Equipment needed: steamer basket and air fryer lid (or oven)
- 2 ½ pounds mix of red and yellow potatoes, cut into cubes
- ½ cup butter
- ¾ cup milk
- 1 tsp salt
- ¼ cup ricotta cheese
- 1 egg yolk
- 1 cup shredded sharp cheddar
- 12 slices of bacon, cooked until crispy and cut into 1 inch pieces
- ¼ cup diced green onions
- Pour 1 ½ cups water into bottom of Instant Pot.
- Add potatoes to a steamer basket and lower the basket into the Instant Pot.
- Cover Instant Pot and secure the lid. Make sure valve is set to sealing. Set the manual/pressure cook button to 8 minutes. When the time is up move the valve to venting to release pressure, remove the lid.

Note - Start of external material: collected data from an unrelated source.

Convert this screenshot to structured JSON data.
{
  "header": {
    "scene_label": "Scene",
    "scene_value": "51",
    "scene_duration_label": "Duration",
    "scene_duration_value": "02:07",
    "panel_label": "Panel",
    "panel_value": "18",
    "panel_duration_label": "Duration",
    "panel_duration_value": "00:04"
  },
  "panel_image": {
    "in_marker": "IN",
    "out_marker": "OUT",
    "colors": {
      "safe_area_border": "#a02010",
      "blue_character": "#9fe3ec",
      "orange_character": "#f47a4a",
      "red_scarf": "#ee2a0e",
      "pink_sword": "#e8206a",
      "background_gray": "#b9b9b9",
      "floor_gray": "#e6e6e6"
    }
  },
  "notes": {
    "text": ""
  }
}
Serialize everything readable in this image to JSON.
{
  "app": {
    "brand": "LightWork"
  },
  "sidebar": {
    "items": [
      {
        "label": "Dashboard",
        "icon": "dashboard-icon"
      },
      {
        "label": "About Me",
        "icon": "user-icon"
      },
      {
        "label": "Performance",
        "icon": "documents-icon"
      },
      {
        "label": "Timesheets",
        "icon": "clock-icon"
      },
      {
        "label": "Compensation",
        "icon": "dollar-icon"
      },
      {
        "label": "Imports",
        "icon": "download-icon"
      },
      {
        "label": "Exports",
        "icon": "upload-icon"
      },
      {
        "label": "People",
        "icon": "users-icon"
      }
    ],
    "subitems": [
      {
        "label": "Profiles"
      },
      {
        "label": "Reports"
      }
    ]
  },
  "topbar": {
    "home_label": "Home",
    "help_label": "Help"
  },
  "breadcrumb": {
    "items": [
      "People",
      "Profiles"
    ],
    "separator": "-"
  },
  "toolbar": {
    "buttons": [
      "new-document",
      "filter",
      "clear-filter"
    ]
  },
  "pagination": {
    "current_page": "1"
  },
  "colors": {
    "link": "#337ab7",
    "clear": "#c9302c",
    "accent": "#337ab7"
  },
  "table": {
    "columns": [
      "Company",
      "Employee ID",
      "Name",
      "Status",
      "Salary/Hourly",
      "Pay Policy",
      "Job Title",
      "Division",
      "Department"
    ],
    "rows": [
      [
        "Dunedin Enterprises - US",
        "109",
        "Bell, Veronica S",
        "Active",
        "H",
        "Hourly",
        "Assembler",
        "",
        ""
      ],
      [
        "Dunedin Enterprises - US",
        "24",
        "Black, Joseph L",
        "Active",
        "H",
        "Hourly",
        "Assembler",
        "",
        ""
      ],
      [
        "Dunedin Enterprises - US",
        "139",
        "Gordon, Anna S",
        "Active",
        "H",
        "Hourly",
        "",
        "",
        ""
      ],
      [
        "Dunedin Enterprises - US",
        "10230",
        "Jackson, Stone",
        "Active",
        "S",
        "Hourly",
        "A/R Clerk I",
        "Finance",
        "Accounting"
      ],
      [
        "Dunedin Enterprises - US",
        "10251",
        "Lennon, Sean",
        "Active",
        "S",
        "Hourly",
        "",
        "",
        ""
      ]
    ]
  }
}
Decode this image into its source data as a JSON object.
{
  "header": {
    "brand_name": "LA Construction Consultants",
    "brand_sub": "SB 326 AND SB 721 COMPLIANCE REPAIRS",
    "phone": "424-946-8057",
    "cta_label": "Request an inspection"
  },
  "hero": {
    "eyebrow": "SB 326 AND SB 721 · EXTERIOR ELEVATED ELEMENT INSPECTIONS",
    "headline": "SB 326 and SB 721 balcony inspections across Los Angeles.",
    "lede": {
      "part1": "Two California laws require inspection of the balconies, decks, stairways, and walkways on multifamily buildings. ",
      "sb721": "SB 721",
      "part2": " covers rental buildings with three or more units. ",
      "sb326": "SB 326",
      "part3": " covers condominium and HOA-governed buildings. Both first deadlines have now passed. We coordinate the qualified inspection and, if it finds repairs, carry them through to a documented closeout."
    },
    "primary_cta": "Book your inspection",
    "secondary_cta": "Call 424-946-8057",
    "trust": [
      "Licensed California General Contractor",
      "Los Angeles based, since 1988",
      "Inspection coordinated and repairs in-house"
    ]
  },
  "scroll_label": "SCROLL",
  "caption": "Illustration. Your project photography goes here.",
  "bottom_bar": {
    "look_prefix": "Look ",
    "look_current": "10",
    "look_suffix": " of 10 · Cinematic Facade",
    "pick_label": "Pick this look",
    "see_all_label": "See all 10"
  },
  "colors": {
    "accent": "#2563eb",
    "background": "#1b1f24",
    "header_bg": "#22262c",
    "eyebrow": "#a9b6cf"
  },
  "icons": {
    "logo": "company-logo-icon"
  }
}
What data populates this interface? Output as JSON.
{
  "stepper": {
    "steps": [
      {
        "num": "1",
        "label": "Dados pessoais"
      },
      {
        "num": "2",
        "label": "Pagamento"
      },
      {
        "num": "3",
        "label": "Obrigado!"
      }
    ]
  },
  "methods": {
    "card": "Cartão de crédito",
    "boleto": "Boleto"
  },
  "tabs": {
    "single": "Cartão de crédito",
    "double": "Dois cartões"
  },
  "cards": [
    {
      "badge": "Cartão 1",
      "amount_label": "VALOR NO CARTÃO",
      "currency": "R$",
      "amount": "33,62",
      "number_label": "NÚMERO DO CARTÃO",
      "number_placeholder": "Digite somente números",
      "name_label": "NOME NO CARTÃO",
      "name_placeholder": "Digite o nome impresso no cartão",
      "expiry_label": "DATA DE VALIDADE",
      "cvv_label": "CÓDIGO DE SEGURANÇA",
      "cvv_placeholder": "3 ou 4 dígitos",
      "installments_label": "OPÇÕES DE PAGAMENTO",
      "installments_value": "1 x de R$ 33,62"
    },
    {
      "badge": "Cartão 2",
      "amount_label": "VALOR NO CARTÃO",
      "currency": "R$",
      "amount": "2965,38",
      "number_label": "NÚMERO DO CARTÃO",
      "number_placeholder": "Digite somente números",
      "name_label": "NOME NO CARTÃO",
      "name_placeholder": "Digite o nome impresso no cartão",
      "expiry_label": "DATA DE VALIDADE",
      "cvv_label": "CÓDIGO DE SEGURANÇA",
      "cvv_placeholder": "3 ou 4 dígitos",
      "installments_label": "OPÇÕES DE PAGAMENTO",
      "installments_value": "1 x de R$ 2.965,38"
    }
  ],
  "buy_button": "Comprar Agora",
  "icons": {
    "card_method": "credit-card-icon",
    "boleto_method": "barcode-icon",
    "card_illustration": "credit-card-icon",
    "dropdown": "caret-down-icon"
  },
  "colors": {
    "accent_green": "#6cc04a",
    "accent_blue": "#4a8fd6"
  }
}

- Move the steamer basket out of the pot and set aside. Dump the water out of the pot and dry it out.
- Turn Instant Pot to sauté setting. Add in the butter and the milk and let the butter melt. Turn off Instant Pot.
- Add in the potatoes and mash until creamy. Stir in the salt, ricotta cheese, egg yolk and half of the bacon. Use a spatula to spread the potatoes smooth into an even layer.
- Sprinkle the cheese on top and then the rest of the bacon.
- Use the air fryer lid to bake the casserole at 350° F for 7 minutes. If you don’t have an air fryer lid you can add potatoes into a baking dish and bake at 375° F for 20 minutes.
- Sprinkle with green onions and serve.